|
|
|
|
|
by razorbeamz
90 days ago
|
|
Do you know what "LLM" stands for? They are large language models, built on predicting language. They are not capable of mathematics because mathematics and language are fundamentally separated from each other. They can give you an answer that looks like a calculation, but they cannot perform a calculation. The most convincing of LLMs have even been programmed to recognize that they have been asked to perform a calculation and hand the task off to a calculator, and then receive the calculator's output as a prompt even. But it is fundamentally impossible for an LLM to perform a calculation entirely on its own, the same way it is fundamentally impossible for an image recognition AI to suddenly write an essay or a calculator to generate a photo of a giraffe in space.
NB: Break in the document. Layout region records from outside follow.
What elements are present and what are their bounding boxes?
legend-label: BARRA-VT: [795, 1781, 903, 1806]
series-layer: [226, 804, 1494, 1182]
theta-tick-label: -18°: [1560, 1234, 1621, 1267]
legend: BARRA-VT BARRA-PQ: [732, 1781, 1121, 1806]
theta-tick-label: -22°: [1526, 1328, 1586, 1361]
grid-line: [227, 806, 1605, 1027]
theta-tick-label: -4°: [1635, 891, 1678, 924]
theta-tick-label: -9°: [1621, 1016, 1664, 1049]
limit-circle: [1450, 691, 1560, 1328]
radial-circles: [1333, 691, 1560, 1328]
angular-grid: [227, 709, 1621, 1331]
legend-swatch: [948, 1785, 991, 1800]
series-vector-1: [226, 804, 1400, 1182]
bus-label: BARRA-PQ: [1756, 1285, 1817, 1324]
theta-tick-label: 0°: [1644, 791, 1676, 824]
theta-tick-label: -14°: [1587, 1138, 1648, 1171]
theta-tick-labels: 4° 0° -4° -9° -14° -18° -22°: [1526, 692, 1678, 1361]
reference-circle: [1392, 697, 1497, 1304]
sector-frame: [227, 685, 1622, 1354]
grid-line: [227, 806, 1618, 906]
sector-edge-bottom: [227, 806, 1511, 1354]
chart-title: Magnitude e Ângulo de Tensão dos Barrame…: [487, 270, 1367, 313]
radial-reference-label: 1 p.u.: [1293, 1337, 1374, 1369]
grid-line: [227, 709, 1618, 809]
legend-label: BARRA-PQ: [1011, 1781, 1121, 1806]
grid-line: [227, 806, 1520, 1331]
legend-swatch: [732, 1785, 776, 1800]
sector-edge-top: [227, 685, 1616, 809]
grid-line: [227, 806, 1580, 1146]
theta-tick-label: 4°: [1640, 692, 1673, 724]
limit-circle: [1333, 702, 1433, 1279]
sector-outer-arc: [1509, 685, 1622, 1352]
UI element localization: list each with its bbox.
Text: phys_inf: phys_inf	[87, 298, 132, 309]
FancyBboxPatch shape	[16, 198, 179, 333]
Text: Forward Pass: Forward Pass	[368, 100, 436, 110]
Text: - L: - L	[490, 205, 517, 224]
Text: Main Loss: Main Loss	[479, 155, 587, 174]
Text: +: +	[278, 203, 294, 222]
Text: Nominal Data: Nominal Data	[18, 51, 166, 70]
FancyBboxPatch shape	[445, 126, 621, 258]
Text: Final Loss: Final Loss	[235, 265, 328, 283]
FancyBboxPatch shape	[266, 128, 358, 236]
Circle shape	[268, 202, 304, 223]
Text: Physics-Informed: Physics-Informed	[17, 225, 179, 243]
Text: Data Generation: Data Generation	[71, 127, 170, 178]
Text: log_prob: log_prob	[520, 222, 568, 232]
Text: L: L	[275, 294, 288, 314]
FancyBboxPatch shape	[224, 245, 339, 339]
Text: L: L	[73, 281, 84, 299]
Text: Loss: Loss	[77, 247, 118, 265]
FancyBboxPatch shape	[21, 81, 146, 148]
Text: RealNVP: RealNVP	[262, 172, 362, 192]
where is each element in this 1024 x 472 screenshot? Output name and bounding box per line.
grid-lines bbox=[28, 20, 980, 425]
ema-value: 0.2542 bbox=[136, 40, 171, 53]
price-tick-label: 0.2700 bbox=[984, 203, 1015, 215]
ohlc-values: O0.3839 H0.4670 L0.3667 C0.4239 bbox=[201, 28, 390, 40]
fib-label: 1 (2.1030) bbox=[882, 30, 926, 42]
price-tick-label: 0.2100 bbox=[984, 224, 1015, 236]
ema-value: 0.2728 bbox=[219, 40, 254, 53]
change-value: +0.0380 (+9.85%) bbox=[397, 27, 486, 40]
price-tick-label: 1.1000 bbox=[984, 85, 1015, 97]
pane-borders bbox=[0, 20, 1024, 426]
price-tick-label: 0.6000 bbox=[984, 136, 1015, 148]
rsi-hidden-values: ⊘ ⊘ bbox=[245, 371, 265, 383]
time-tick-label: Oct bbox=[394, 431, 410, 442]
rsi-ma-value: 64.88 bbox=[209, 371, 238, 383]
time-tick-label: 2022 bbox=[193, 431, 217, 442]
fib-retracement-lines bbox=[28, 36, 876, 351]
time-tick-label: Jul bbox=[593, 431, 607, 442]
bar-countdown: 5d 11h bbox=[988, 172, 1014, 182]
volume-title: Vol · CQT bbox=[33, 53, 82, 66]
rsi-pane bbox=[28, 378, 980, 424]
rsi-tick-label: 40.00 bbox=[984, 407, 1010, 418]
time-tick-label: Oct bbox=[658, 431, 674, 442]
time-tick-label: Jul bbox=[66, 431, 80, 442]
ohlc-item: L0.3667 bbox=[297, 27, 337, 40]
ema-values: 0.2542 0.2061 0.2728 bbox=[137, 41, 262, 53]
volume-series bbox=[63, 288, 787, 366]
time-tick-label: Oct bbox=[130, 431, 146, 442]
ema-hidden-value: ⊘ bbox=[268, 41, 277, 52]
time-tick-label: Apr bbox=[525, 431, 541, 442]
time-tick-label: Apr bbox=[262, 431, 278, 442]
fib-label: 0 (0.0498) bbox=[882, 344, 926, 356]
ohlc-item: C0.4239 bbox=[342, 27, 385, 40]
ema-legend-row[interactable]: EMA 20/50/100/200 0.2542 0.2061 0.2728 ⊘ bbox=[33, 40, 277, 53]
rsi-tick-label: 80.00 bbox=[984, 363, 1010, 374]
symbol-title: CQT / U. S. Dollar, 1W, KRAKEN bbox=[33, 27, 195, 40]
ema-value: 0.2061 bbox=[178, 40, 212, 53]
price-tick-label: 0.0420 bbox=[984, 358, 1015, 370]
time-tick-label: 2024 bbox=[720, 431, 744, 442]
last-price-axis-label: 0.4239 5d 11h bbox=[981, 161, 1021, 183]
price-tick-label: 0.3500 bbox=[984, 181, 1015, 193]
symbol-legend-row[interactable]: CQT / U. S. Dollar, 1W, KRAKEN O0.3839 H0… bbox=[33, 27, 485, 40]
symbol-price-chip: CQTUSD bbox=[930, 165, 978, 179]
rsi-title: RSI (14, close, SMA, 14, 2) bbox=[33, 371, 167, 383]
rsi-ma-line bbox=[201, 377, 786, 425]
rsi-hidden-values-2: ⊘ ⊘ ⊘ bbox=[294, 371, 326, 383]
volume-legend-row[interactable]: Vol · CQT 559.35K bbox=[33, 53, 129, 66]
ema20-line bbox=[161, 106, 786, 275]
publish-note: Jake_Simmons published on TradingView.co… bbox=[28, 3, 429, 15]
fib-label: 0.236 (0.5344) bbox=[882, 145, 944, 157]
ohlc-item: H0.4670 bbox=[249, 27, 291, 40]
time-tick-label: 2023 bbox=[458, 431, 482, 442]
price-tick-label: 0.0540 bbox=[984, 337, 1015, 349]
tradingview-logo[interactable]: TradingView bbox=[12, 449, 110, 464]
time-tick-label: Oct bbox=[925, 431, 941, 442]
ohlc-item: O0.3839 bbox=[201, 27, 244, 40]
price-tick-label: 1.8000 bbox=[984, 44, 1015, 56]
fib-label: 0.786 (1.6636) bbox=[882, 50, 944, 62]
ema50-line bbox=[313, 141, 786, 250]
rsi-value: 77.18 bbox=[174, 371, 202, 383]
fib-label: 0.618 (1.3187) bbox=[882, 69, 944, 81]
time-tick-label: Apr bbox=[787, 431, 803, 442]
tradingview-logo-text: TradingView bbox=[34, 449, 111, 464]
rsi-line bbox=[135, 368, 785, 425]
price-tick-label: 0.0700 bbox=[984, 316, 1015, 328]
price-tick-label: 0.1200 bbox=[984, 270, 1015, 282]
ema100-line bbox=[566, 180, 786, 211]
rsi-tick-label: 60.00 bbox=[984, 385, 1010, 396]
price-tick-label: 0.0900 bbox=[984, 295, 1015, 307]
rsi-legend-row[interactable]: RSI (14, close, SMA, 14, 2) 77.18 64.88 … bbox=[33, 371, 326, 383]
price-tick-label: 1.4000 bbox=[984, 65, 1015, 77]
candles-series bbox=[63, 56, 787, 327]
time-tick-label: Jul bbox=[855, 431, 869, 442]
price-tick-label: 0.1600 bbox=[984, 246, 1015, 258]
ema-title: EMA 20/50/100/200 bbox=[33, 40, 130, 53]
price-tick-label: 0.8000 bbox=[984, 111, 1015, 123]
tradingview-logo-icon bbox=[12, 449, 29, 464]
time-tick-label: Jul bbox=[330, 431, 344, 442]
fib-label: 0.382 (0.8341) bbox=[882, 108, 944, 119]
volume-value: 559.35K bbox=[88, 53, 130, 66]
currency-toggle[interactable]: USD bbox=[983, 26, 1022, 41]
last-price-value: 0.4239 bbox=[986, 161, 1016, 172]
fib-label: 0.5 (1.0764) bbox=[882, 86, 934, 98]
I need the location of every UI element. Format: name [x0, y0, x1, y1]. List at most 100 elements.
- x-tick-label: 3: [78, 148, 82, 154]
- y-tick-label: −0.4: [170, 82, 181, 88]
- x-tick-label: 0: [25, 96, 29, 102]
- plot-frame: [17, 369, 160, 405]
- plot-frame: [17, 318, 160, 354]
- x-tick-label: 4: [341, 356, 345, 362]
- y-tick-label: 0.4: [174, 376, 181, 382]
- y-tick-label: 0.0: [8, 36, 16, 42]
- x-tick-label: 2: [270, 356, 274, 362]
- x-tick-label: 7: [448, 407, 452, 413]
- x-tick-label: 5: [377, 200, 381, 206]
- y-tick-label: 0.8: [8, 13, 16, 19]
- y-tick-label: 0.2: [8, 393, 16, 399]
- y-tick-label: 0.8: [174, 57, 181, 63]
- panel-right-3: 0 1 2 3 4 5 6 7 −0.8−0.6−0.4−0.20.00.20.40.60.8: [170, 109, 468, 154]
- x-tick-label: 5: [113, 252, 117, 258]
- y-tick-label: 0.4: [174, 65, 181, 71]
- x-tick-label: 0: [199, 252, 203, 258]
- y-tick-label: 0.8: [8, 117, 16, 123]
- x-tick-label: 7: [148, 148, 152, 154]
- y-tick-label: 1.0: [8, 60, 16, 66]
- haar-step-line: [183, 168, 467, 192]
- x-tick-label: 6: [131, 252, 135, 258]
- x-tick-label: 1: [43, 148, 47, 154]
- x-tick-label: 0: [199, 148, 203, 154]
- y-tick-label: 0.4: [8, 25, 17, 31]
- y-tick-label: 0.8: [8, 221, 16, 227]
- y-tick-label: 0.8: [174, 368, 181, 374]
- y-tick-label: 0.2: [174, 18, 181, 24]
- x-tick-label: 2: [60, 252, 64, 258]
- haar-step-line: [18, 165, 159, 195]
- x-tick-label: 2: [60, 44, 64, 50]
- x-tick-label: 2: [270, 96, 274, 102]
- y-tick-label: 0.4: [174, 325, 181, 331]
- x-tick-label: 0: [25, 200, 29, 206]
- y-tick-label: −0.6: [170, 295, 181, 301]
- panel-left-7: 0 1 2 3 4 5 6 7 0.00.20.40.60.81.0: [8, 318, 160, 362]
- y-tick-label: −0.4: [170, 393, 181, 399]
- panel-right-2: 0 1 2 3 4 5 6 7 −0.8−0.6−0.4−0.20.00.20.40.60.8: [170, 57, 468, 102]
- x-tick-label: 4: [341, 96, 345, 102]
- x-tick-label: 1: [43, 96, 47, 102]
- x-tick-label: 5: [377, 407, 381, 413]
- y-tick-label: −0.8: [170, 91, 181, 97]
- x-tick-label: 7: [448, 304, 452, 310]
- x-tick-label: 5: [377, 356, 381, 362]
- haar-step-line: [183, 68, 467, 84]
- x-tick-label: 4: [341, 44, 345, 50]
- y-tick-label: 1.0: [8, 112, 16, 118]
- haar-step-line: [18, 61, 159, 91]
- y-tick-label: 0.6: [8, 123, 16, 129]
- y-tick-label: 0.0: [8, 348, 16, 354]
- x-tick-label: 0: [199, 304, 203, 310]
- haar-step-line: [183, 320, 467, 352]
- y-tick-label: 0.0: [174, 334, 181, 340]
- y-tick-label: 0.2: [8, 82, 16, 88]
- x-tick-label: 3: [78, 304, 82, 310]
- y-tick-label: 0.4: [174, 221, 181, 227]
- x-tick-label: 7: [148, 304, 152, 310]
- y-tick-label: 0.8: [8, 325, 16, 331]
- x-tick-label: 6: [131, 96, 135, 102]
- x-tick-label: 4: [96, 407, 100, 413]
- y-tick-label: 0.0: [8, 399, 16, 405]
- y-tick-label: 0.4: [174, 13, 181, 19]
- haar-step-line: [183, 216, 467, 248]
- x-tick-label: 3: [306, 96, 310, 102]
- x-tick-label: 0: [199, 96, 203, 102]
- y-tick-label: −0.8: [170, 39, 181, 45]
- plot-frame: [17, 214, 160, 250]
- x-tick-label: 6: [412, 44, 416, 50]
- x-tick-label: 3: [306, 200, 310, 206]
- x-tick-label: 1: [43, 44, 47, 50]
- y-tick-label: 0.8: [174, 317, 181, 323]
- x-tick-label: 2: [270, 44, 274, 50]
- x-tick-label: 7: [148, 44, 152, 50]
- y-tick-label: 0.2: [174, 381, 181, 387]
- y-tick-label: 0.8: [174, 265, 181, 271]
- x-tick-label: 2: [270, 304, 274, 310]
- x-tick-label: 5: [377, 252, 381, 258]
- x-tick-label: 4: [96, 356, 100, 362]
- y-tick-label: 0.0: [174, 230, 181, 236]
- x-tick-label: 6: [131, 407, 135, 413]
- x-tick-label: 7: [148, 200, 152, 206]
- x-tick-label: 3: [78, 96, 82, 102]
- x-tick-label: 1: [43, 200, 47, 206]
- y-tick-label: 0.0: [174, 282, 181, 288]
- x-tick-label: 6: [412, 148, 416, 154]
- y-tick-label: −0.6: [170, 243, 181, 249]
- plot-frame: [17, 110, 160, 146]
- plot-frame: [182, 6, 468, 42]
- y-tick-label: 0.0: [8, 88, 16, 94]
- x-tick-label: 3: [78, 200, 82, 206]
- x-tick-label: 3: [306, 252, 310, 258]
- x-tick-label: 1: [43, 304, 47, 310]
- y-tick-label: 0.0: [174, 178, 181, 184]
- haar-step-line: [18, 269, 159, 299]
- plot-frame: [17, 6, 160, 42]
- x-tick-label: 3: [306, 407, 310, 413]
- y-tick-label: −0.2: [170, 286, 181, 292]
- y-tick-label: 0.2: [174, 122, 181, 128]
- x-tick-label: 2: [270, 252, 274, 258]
People like to think of "AI" as one thing but it's several things. |
|
In either case, this "it's a language model" is a pretty dumb argument to make. You may want to reason about the fundamental architecture, but even that quickly breaks down. A sufficiently large neural network can execute many kinds of calculations. In "one shot" mode it can't be Turing complete, but in a weird technicality neither does your computer have an infinite tape. It just simply doesn't matter from a practical perspective, unless you actually go "out of bounds" during execution.
50T parameters give plenty of state space to do all kinds of calculations, and you really can't reason about it in a simplistic way like "this is just a DFA".
Let alone when you run it in a loop.